Another week, another set of figures for the music business. Last week, they came from the BPI, showing that UK recorded music revenues were up 3.1% in 2018, and have risen by a not-too-shabby 21.8% since 2015.
Now true, the rate of annual growth is slowing, an inevitable consequence of the shift from higher-cost physical products to streaming. Plus the figures still lag behind the growth in music consumption (5.7% last year, blah blah value gap etc) and still leaves the industry total of £865.5 million well below its 2001 peak of £1.2 billion.
But, there’s a reason why ‘revenue is vanity, profit is sanity’ is an industry maxim. Because what no industry-wide stats will ever show you is the transformation in how record companies conduct their business since those days. And a quick glance at Music Week's reporting of recent figures from the three major labels, Universal Music, Sony Music and Warner Music, will show you that, financially, they're all doing very nicely right now, thank you.
Streaming has changed many things for the music industry, not all of them for the better. But it has turned the majority of music business earnings into a low-overhead concern. With no physical products to manufacture or distribute, the big catalogues can tick over very nicely without major investment.
Furthermore, while we’re seeing the return of the made-up-sounding job title to the biz as labels staff up, most record companies are still run on the lean-and-mean model established during the years of decline.

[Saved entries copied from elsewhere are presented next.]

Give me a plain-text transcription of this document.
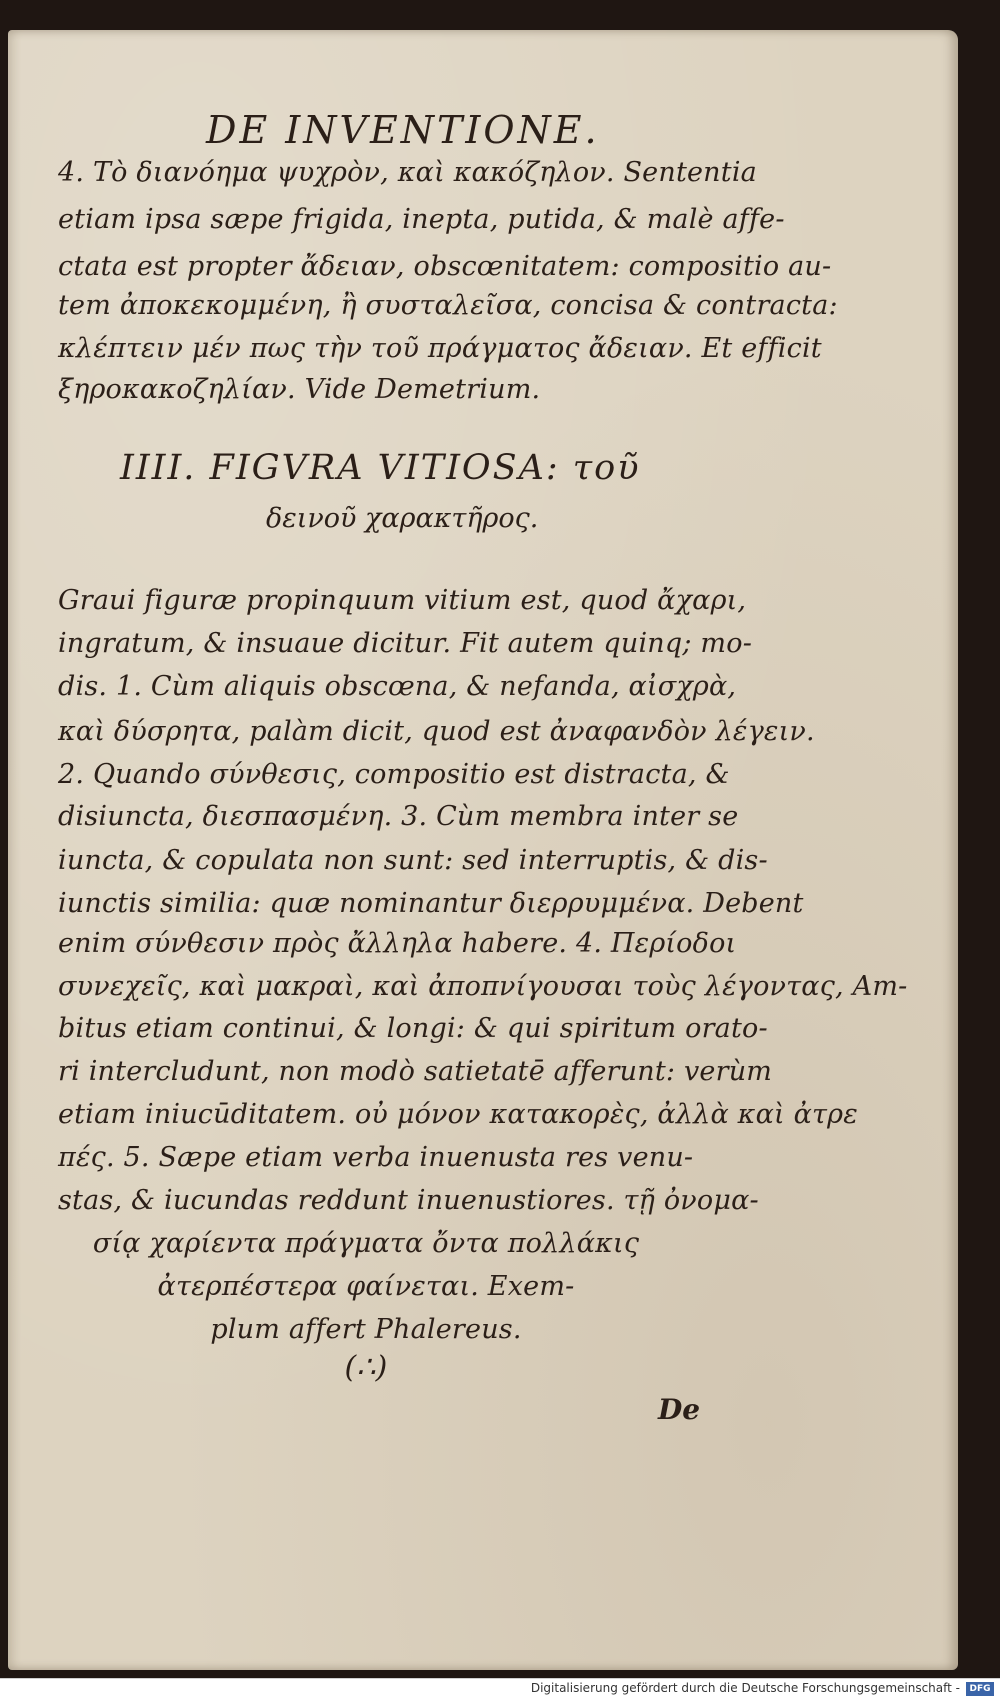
DE INVENTIONE.

4. Τὸ διανόημα ψυχρὸν, καὶ κακόζηλον. Sententia

etiam ipsa sæpe frigida, inepta, putida, & malè affe-

ctata est propter ἄδειαν, obscœnitatem: compositio au-

tem ἀποκεκομμένη, ἢ συσταλεῖσα, concisa & contracta:

κλέπτειν μέν πως τὴν τοῦ πράγματος ἄδειαν. Et efficit

ξηροκακοζηλίαν. Vide Demetrium.

IIII. FIGVRA VITIOSA: τοῦ

δεινοῦ χαρακτῆρος.

Graui figuræ propinquum vitium est, quod ἄχαρι,

ingratum, & insuaue dicitur. Fit autem quinq; mo-

dis. 1. Cùm aliquis obscœna, & nefanda, αἰσχρὰ,

καὶ δύσρητα, palàm dicit, quod est ἀναφανδὸν λέγειν.

2. Quando σύνθεσις, compositio est distracta, &

disiuncta, διεσπασμένη. 3. Cùm membra inter se

iuncta, & copulata non sunt: sed interruptis, & dis-

iunctis similia: quæ nominantur διερρυμμένα. Debent

enim σύνθεσιν πρὸς ἄλληλα habere. 4. Περίοδοι

συνεχεῖς, καὶ μακραὶ, καὶ ἀποπνίγουσαι τοὺς λέγοντας, Am-

bitus etiam continui, & longi: & qui spiritum orato-

ri intercludunt, non modò satietatē afferunt: verùm

etiam iniucūditatem. οὐ μόνον κατακορὲς, ἀλλὰ καὶ ἀτρε

πές. 5. Sæpe etiam verba inuenusta res venu-

stas, & iucundas reddunt inuenustiores. τῇ ὀνομα-

σίᾳ χαρίεντα πράγματα ὄντα πολλάκις

ἀτερπέστερα φαίνεται. Exem-

plum affert Phalereus.

(∴)

De

Digitalisierung gefördert durch die Deutsche Forschungsgemeinschaft -	DFG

Even in the eternally hit-and-miss world of A&R, the risk has been reduced, with artists doing more groundwork themselves before they sign, data informing decisions and labels taking fewer expensive punts (although deal prices are on the up again).
But while the majors may well be more profitable than they were even at the biz’s peak, what they haven’t quite worked out is what to do with that money. Should they bet big on A&R to try and solve the breaking artist crisis, or double down on pushing those low maintenance catalogue streams? Should they widen their remit and invest in other businesses, or stick to what they know best?
What they almost certainly won’t do, unlike in the boom years, is blow it all on a big party. But even so, however you slice the figures, these are the good times. Let’s try and enjoy them.